How Ahmedabad's neighbourhoods became a model of community architecture

A pol is a gated residential lane — a cluster of houses sharing a common entrance, governed by its own informal rules, its own water sources, its own shrines. Ahmedabad has hundreds of them, and they represent one of the most sophisticated experiments in community urban design anywhere in the medieval world.

The concept evolved during the Sultanate period as different communities — merchants, weavers, goldsmiths, and later by caste and religion — clustered together for mutual protection and economic cooperation. Each pol was effectively a micro-neighbourhood with its own social contract.

The architecture reflects this collective logic.
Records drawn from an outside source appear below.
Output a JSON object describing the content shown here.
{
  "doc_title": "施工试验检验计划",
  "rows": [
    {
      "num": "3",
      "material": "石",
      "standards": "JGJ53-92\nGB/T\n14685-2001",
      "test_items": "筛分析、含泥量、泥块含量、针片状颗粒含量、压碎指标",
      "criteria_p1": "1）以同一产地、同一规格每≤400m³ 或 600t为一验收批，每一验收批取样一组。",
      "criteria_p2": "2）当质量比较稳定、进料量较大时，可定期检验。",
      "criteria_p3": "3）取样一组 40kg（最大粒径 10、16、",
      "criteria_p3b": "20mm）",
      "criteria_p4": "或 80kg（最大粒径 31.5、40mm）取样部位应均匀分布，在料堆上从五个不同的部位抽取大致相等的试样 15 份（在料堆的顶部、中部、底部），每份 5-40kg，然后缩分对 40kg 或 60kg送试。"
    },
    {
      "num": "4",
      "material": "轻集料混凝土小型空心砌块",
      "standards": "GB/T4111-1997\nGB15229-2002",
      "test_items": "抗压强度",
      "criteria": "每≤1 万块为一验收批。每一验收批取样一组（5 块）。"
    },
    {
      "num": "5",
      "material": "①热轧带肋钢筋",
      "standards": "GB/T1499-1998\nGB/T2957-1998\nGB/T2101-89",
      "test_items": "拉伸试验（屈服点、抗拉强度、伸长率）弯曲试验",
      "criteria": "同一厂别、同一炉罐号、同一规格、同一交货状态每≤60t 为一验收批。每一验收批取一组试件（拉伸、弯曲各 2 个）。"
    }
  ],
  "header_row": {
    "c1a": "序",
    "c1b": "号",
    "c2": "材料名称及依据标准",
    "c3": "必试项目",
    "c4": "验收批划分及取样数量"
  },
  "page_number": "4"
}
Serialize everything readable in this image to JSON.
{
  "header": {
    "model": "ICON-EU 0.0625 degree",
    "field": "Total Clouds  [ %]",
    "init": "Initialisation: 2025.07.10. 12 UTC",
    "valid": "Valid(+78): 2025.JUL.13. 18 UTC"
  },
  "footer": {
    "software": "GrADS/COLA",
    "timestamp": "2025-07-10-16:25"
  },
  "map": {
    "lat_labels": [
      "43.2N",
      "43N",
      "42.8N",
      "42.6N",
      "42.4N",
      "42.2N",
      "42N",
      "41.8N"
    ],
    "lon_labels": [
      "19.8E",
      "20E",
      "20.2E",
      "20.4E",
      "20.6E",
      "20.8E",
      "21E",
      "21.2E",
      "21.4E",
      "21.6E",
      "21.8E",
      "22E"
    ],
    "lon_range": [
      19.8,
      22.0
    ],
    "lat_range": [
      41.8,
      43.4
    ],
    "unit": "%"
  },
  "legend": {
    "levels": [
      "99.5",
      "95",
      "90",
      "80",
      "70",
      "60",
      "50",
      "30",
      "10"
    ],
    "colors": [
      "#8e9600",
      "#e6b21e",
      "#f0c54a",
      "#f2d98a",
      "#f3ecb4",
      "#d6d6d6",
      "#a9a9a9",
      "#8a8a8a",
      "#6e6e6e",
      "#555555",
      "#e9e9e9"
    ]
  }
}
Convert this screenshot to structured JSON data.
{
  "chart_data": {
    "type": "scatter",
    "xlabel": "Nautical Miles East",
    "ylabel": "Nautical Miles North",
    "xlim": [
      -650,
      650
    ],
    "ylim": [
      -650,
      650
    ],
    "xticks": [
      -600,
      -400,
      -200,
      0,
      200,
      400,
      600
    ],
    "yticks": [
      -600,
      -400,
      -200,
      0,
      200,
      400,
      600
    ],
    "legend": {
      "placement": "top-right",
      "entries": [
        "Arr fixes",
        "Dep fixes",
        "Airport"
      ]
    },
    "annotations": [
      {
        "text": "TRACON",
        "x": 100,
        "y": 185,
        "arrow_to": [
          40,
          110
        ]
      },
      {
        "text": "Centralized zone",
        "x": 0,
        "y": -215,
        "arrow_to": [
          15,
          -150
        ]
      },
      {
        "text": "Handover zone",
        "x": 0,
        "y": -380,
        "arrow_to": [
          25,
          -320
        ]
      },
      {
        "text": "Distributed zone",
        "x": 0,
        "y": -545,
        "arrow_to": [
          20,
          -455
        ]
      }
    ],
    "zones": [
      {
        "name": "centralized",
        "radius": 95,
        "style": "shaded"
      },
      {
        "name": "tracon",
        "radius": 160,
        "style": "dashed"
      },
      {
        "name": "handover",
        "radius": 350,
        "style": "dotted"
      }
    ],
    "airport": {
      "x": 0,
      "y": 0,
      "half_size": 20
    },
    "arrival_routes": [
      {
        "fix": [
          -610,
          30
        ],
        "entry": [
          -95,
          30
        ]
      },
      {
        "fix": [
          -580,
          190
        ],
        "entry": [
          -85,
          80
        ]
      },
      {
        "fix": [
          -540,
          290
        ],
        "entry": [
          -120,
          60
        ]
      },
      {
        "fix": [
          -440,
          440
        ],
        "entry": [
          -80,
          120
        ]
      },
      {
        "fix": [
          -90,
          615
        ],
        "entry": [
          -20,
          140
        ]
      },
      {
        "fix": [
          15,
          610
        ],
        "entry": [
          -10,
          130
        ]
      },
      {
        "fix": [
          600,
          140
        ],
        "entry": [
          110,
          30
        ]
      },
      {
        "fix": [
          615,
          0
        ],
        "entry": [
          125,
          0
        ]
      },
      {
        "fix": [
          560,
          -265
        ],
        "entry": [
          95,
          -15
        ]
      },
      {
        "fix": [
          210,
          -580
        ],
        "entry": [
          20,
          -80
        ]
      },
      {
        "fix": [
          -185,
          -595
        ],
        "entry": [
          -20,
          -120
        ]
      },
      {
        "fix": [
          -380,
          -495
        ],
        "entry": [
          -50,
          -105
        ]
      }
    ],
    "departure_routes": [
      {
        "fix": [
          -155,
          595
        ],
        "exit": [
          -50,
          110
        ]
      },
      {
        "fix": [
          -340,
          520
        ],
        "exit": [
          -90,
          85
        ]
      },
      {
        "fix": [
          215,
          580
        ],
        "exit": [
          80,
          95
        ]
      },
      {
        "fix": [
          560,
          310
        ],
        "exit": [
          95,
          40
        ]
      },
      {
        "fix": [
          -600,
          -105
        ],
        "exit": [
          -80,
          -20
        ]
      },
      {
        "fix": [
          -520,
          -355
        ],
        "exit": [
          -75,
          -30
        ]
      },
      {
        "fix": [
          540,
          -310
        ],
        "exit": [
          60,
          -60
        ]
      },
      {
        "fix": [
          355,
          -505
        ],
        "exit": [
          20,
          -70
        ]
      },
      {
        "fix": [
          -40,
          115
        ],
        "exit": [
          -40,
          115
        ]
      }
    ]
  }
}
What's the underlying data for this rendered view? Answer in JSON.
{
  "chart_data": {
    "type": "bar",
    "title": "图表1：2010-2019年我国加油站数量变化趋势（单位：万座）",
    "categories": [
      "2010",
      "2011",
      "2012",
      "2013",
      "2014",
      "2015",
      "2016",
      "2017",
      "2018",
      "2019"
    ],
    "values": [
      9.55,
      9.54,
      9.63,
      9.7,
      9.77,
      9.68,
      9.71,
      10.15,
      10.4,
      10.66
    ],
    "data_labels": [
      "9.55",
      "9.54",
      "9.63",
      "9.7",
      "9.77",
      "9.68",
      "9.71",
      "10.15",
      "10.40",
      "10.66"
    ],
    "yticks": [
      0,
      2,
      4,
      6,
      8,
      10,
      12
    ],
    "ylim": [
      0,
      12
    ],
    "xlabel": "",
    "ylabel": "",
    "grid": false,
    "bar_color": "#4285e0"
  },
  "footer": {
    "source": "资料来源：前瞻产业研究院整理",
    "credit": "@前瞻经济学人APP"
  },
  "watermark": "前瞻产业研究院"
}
Houses share walls, reducing costs and regulating temperature. Wooden facades extend over the lane to create covered passages. The characteristic jharokha (overhanging balcony) filters light and allows residents to observe street life while remaining screened. At the pol's entrance, a chabutaro — an ornate wooden birdfeeder tower — marks the community and demonstrates its generosity toward all living creatures.

The pol system created extraordinary density without squalor. A single pol might house forty families across a lane no wider than two metres, yet maintain clear rules about noise, waste, and the entrance gate — locked at night, guarded by rotation. Community pressure was immediate and inescapable.

UNESCO's 2017 World Heritage designation specifically cited the pol system as an exceptional example of a living historic urban fabric. Most of Ahmedabad's estimated 600 pols are still inhabited.